Ahilya’s head spun. Contrary to what she had said to the Junior Architect, she did know some things about trajection. The power was inborn; it could not be learned. Even though under ordinary circumstances, Ahilya could ask the city’s plants to react to her desires, that was a charity provided by the architects who allowed their energy to flow through the foliage for the citizens to use. Ahilya had no true control. Only architects could directly influence a plant’s consciousness, forcing it to change form.
Yet for Naila to do it this way, in such an invisible manner…
Either the Junior Architect was more skilled than Ahilya had credited her with, or the architects had learned new tricks in the time since Ahilya and Iravan had held a proper conversation.
“How are you doing this—” she began.
The nest jerked. Ahilya’s knees buckled.
“Sorry,” Naila panted, steadying her. “Rougher than I intended. Trajecting is harder outside the temple, this close to the landing.”
“I suppose you could have brought me with you without waiting for my permission, and I wouldn’t have known,” Ahilya said reluctantly.
Naila threw her another amused look. “Architects aren’t tyrants. This way.”
Her fingers twitched, a waving gesture. The leaves in front of them separated to reveal a small courtyard. They stepped through and new bark closed behind them.
In the distance, vast tree trunks collapsed as though crushed by a giant hand. Foliage folded into itself, then tightened into stony bark. What had once been apartment complexes in trees—schools and playgrounds and homes—all changed as Nakshar coiled in on itself. When Ahilya glanced behind, bark chased her footsteps. Small florets became hard seeds. Supple ferns developed rough calluses. Needles and cones grew where a moment earlier there had been languorous sprays. The courtyard morphed in front of her eyes.
She had no idea where she was. Nakshar’s architecture was called a maze for a reason. Even in ordinary flight, everything except for the city’s fixed landmarks grew and changed. A path was provided for citizens by the trajection coursing through the plants—except Ahilya no longer had any influence over the architecture. She hurried after Naila’s blue-green light. It was one thing to be cocooned on a terrace that would become the best entry point to the jungle; entirely another to be encased within an unknown layer of the city. Sweat coated her upper lip at the thought of how little power she had.
She had lost measure of how much distance they’d covered when they reached another wall and Naila’s iridescence flared again. The wooden wall transformed into a doorway. They stepped into a narrow, shadowy passageway. Bark closed behind them.
Naila slowed, her breath releasing in a huff. The Junior Architect grinned and gestured for Ahilya to precede her.
First came the scent: the rich, heady smell of moist earth. Then the lilting sounds of excitement and laughter. Tiny sungineering glowglobes, like stars trapped in plants, emerged from the foliage to guide Ahilya’s way as she strode farther in. Ahilya squinted as her eyes adjusted to the swelling brightness.

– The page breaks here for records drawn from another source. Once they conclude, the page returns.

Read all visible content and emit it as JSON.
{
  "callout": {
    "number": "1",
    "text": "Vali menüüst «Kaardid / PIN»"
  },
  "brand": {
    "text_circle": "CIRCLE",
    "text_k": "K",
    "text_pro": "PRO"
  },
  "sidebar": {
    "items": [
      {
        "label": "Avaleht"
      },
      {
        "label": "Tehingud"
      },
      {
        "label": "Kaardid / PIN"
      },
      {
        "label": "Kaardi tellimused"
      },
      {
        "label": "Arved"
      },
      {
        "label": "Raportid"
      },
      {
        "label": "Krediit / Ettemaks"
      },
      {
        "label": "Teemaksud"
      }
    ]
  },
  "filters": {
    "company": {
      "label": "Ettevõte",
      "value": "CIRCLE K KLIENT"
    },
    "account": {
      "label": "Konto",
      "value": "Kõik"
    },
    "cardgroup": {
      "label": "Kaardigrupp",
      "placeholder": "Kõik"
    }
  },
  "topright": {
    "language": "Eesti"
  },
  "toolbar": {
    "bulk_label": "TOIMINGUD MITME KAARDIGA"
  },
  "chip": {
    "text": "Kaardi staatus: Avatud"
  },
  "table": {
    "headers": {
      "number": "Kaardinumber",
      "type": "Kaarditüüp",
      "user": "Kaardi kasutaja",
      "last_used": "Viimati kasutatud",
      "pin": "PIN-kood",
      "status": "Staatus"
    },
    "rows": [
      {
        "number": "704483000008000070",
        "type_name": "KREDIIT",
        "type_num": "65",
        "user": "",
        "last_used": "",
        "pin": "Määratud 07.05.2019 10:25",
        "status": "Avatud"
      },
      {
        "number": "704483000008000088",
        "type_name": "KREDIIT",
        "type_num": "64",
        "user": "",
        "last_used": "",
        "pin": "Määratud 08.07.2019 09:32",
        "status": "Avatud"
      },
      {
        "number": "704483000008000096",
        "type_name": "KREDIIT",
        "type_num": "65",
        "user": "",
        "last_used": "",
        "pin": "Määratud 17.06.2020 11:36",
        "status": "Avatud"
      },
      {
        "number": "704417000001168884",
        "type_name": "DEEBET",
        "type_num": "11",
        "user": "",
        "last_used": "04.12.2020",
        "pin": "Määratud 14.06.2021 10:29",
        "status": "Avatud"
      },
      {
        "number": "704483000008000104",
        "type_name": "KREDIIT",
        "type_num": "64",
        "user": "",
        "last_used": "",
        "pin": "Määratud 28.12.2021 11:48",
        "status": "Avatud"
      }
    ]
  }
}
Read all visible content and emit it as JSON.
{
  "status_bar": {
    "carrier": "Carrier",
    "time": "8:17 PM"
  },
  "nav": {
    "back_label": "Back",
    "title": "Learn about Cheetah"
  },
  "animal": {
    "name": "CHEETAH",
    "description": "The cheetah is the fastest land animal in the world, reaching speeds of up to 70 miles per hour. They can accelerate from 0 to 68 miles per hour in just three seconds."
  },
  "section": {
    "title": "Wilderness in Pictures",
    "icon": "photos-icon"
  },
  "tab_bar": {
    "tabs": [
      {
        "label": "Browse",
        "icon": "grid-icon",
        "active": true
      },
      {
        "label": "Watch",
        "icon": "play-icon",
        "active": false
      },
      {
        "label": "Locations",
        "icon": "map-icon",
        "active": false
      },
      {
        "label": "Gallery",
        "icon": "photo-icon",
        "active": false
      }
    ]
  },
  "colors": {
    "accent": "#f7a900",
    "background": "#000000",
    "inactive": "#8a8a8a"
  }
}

A narrow archway beckoned at the end of the passageway, from where tiny white buds hung down in curtains. Ahilya’s breath caught in her throat. Jasmine was her favorite. Could that be Iravan’s doing somehow? But no, not after the way they had left things the last time together, not if his punishing silence were any indication of his feelings. She was being foolish.
For a long moment, Ahilya hesitated, staring at the jasmine. Her heart hammered in her chest; she recalled his expression, how he’d walked away from her, how angry he’d been. All the dread and outrage and confused love she had nursed for seven long months bubbled within her.
Ahilya took a deep breath, parted the fronds, and stepped into the light.